To this end, the outer part 7 of the detachable outlet pipe is provided with a shutter necessary for sealing the working chamber when evacuating after drying of the material, and an additional pipe equipped with a valve for connecting to the receiver (not shown in the drawing).

The vacuum pump is driven simultaneously with the burner, it creates a vacuum in the receiver when the trunk “receiver - working chamber” is blocked. Upon reaching the required vacuum in the receiver, they block the line connecting the vacuum pump and the receiver, and open the valve of the "receiver - working chamber" line.

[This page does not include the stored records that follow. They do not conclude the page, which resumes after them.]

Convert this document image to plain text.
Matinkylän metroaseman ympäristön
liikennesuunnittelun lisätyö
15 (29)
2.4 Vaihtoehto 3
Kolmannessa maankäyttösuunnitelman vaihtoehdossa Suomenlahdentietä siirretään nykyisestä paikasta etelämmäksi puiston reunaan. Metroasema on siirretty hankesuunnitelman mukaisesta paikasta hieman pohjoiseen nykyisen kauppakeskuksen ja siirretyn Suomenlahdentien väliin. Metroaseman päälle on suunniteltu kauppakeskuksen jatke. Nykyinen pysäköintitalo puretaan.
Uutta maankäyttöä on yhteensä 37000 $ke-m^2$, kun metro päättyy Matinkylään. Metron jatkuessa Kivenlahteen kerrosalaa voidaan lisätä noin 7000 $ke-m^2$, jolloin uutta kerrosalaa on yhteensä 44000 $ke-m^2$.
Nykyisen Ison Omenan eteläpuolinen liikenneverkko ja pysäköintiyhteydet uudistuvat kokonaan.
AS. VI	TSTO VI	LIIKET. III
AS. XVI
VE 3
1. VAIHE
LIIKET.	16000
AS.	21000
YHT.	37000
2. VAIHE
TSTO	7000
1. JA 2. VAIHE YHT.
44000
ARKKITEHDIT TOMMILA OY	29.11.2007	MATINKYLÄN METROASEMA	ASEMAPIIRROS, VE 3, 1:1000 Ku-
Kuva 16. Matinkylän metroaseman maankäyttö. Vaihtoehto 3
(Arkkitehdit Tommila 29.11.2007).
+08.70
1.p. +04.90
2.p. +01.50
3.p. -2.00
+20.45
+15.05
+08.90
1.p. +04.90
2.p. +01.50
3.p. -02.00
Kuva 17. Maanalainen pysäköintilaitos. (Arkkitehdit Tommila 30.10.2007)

At the same time, with the help of feeder 8, the supply of a liquid chemical agent, for example, a hydrophobizing agent, which, having got into the heated working chamber, including the heated walls of the cassette 3, begins to evaporate, as a result of which an excessive vapor pressure of this agent is created in the working chamber, which contributes to the effective penetration of these vapors into the pores of the particles of the processed material.

The formation of a film of a chemical agent, for example, a hydrophobic film, occurs during natural or forced cooling of the material (without depressurization of the working chamber, i.e., during rarefaction).

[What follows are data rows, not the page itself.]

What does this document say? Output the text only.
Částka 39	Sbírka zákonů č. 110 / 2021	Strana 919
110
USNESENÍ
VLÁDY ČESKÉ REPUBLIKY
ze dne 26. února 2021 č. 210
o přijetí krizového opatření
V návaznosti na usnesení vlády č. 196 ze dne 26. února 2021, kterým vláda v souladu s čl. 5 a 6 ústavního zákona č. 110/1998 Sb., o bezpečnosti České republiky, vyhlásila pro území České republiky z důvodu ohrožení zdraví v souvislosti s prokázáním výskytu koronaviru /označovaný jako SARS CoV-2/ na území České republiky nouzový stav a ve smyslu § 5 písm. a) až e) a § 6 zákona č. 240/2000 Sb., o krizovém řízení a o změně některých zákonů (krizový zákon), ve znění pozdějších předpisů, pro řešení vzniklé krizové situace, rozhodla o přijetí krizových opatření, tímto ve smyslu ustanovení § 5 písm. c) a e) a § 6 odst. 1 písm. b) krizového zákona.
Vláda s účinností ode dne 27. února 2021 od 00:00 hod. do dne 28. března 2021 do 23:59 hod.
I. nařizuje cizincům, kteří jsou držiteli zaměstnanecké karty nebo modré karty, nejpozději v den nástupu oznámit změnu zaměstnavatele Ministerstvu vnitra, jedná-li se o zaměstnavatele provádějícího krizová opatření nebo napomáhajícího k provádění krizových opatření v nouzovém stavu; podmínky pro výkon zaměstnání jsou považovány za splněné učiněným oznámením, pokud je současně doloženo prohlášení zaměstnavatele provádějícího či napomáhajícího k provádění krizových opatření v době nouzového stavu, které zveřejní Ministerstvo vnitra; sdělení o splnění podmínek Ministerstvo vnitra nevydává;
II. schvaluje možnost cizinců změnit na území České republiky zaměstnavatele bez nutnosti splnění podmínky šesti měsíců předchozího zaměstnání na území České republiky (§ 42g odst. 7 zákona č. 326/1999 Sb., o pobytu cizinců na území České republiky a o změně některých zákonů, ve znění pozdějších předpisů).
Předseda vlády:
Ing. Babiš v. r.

Thus, in the thermochemical processing of both coarse highly porous (for example, expanded clay, perlite, slag, vermiculite, crumb brick, etc.), and finely dispersed (fly ash pulverized thermal power plants) materials using the inventive device due to the preliminary preparation of the material (drying, heating) before chemical treatment, increasing the exposure time of the chemical agent and creating excessive pressure of its vapors, intensive interaction between the chemical agent and the processed material is ensured, while Coarse fine-porous materials are weaved not only on the outer surface of the granules, but also on the entire volume of internal open pores, which helps to improve the quality of processing of the material and at the same time provides the extension of the device’s functionality.

Claims (1)

A device for thermochemical processing of dispersed materials, comprising a housing with a removable cover located in the lower part of the housing of a tangential coolant supply pipe and a device for outputting the coolant, characterized in that the device further comprises an annular cassette for the processed material with perforated outer and inner side walls and a perforated bottom coaxially installed in the housing and a device for supplying a liquid chemical agent located in the roofs the housing, while the device for the output of the coolant is a detachable horizontal pipe located on the side of the device, consisting of two parts made with the possibility of tight connection, one of which passes through the side walls of the cassette and is rigidly connected to them, and the other through the side wall case and is rigidly connected to it, and the inlet pipe and the coolant outlet pipe are equipped with sealing flaps.